Among the properties is the Salvation Army rehab center at 62 Hanson Place in Brooklyn and the adjacent lot, which Slate Property Group bought for $43 million two years ago.
Another was a homeless shelter at 427 West 52nd Street in Manhattan, which Slate refinanced with a $126 million collateral loan when it bought the Salvation Army property. The lender was also JP Morgan.

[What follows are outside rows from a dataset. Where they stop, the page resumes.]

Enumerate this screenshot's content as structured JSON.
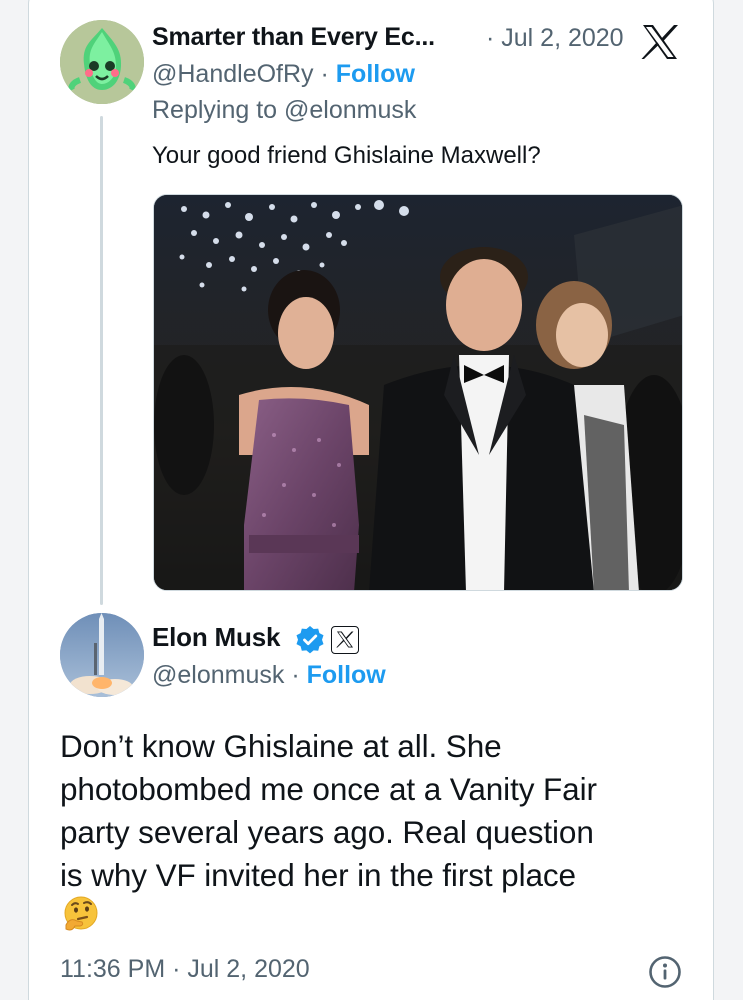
{
  "reply_tweet": {
    "display_name": "Smarter than Every Ec...",
    "date": "· Jul 2, 2020",
    "handle": "@HandleOfRy",
    "separator": " · ",
    "follow_label": "Follow",
    "replying_to": "Replying to @elonmusk",
    "text": "Your good friend Ghislaine Maxwell?"
  },
  "main_tweet": {
    "display_name": "Elon Musk",
    "handle": "@elonmusk",
    "separator": " · ",
    "follow_label": "Follow",
    "text_lines": [
      "Don’t know Ghislaine at all. She",
      "photobombed me once at a Vanity Fair",
      "party several years ago. Real question",
      "is why VF invited her in the first place"
    ],
    "emoji": "thinking-face",
    "timestamp": "11:36 PM · Jul 2, 2020"
  },
  "icons": {
    "platform_logo": "x-logo-icon",
    "verified": "verified-badge-icon",
    "affiliation": "x-affiliation-badge",
    "info": "info-icon"
  },
  "colors": {
    "link_blue": "#1d9bf0",
    "muted_text": "#536471",
    "primary_text": "#0f1419",
    "border": "#cfd9de"
  }
}
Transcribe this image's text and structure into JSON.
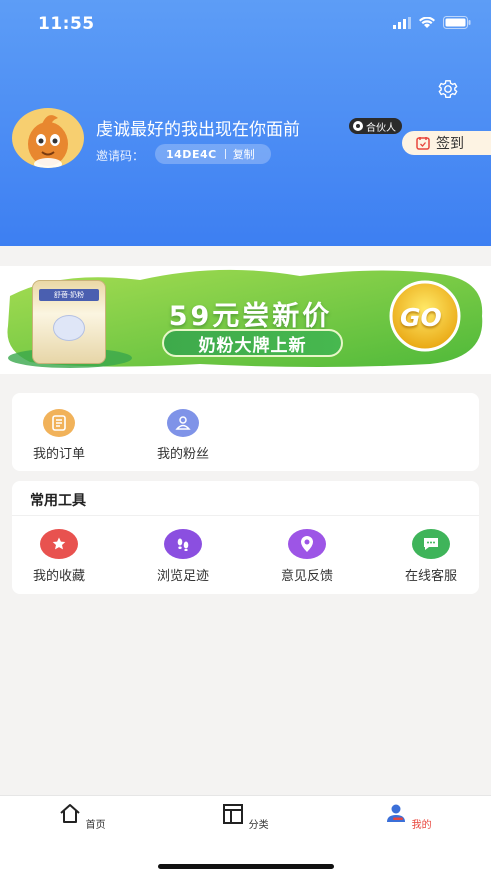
{
  "status_bar": {
    "time": "11:55"
  },
  "profile": {
    "name": "虔诚最好的我出现在你面前",
    "badge": "合伙人",
    "invite_label": "邀请码：",
    "invite_code": "14DE4C",
    "copy_label": "复制",
    "signin_label": "签到"
  },
  "banner": {
    "headline": "59元尝新价",
    "subline": "奶粉大牌上新",
    "go_label": "GO",
    "product_label": "舒蓓·奶粉"
  },
  "orders_panel": {
    "items": [
      {
        "label": "我的订单",
        "icon": "order-list-icon"
      },
      {
        "label": "我的粉丝",
        "icon": "fans-icon"
      }
    ]
  },
  "tools_panel": {
    "title": "常用工具",
    "items": [
      {
        "label": "我的收藏",
        "icon": "star-icon"
      },
      {
        "label": "浏览足迹",
        "icon": "footprint-icon"
      },
      {
        "label": "意见反馈",
        "icon": "feedback-icon"
      },
      {
        "label": "在线客服",
        "icon": "chat-icon"
      }
    ]
  },
  "tabbar": {
    "tabs": [
      {
        "label": "首页",
        "icon": "home-icon"
      },
      {
        "label": "分类",
        "icon": "category-icon"
      },
      {
        "label": "我的",
        "icon": "user-icon"
      }
    ],
    "active_color": "#e8453c"
  },
  "colors": {
    "header": "#4a8cf4",
    "accent": "#e8453c"
  }
}
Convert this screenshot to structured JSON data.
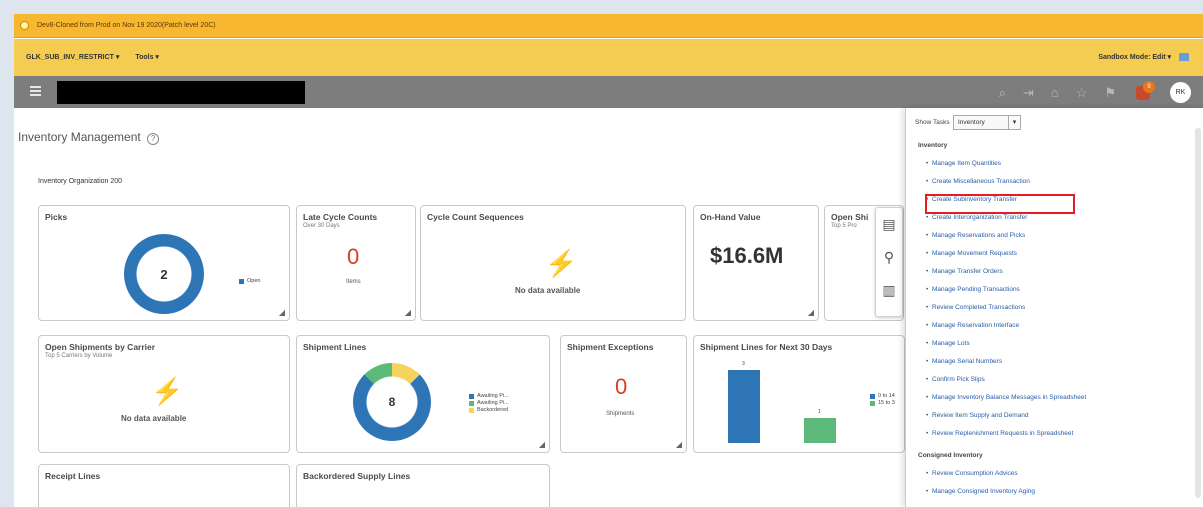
{
  "banner": {
    "text": "Dev8-Cloned from Prod on Nov 19 2020(Patch level 20C)"
  },
  "toolbar": {
    "left_items": [
      "GLK_SUB_INV_RESTRICT ▾",
      "Tools ▾"
    ],
    "sandbox": "Sandbox Mode: Edit ▾"
  },
  "header": {
    "notification_count": "9",
    "avatar_initials": "RK"
  },
  "page": {
    "title": "Inventory Management",
    "org_label": "Inventory Organization",
    "org_value": "200"
  },
  "cards": {
    "picks": {
      "title": "Picks",
      "value": "2",
      "legend": [
        "Open"
      ]
    },
    "late_cycle": {
      "title": "Late Cycle Counts",
      "subtitle": "Over 30 Days",
      "value": "0",
      "unit": "Items"
    },
    "cycle_seq": {
      "title": "Cycle Count Sequences",
      "nodata": "No data available"
    },
    "onhand": {
      "title": "On-Hand Value",
      "value": "$16.6M"
    },
    "open_ship": {
      "title": "Open Shi",
      "subtitle": "Top 5 Pro"
    },
    "carrier": {
      "title": "Open Shipments by Carrier",
      "subtitle": "Top 5 Carriers by Volume",
      "nodata": "No data available"
    },
    "ship_lines": {
      "title": "Shipment Lines",
      "value": "8",
      "legend": [
        "Awaiting Pi...",
        "Awaiting Pi...",
        "Backordered"
      ]
    },
    "ship_exc": {
      "title": "Shipment Exceptions",
      "value": "0",
      "unit": "Shipments"
    },
    "ship_next": {
      "title": "Shipment Lines for Next 30 Days",
      "bar_labels": [
        "3",
        "1"
      ],
      "legend": [
        "0 to 14",
        "15 to 3"
      ]
    },
    "receipt": {
      "title": "Receipt Lines"
    },
    "backorder": {
      "title": "Backordered Supply Lines"
    }
  },
  "chart_data": [
    {
      "type": "pie",
      "title": "Picks",
      "categories": [
        "Open"
      ],
      "values": [
        2
      ]
    },
    {
      "type": "pie",
      "title": "Shipment Lines",
      "categories": [
        "Awaiting Pi...",
        "Awaiting Pi...",
        "Backordered"
      ],
      "values": [
        6,
        1,
        1
      ]
    },
    {
      "type": "bar",
      "title": "Shipment Lines for Next 30 Days",
      "series": [
        {
          "name": "0 to 14",
          "values": [
            3
          ]
        },
        {
          "name": "15 to 3",
          "values": [
            1
          ]
        }
      ],
      "ylim": [
        0,
        3
      ]
    }
  ],
  "tasks": {
    "show_label": "Show Tasks",
    "selected": "Inventory",
    "section1": "Inventory",
    "items": [
      "Manage Item Quantities",
      "Create Miscellaneous Transaction",
      "Create Subinventory Transfer",
      "Create Interorganization Transfer",
      "Manage Reservations and Picks",
      "Manage Movement Requests",
      "Manage Transfer Orders",
      "Manage Pending Transactions",
      "Review Completed Transactions",
      "Manage Reservation Interface",
      "Manage Lots",
      "Manage Serial Numbers",
      "Confirm Pick Slips",
      "Manage Inventory Balance Messages in Spreadsheet",
      "Review Item Supply and Demand",
      "Review Replenishment Requests in Spreadsheet"
    ],
    "section2": "Consigned Inventory",
    "items2": [
      "Review Consumption Advices",
      "Manage Consigned Inventory Aging"
    ]
  },
  "colors": {
    "banner": "#f7b731",
    "header": "#7d7d7d",
    "link": "#2a5ba8",
    "highlight": "#e41d23",
    "donut_blue": "#2e75b6",
    "green": "#5cb979",
    "yellow": "#f4d35e"
  }
}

Other buildings in the refinanced portfolio include 1851 Phelan Place, 1732 Webster Avenue and 360 East 193rd Street in the Bronx; 85-15 101st Avenue in Queens; 141 West 144th Street, and three units at 161 Lexington Avenue in Manhattan, and 399 Third Avenue in Brooklyn.
A business called Narco Freedom operates at 1851 Phelan Place in the Bronx, according to Yelp, but it was a men’s shelter in 2018. The Third Avenue address in Brooklyn houses a Praxis Housing Initiatives shelter, and 161 Lexington Avenue is the site of The Hotel @ New York City, where Bowery Residents Committee has operated a shelter for men and women.
Slate’s principal and co-founder David Schwartz told The Real Deal in the summer of 2020, at the height of the pandemic, that the firm wanted to focus on affordable housing, including temporary apartments for homeless people, given New York City’s growing need.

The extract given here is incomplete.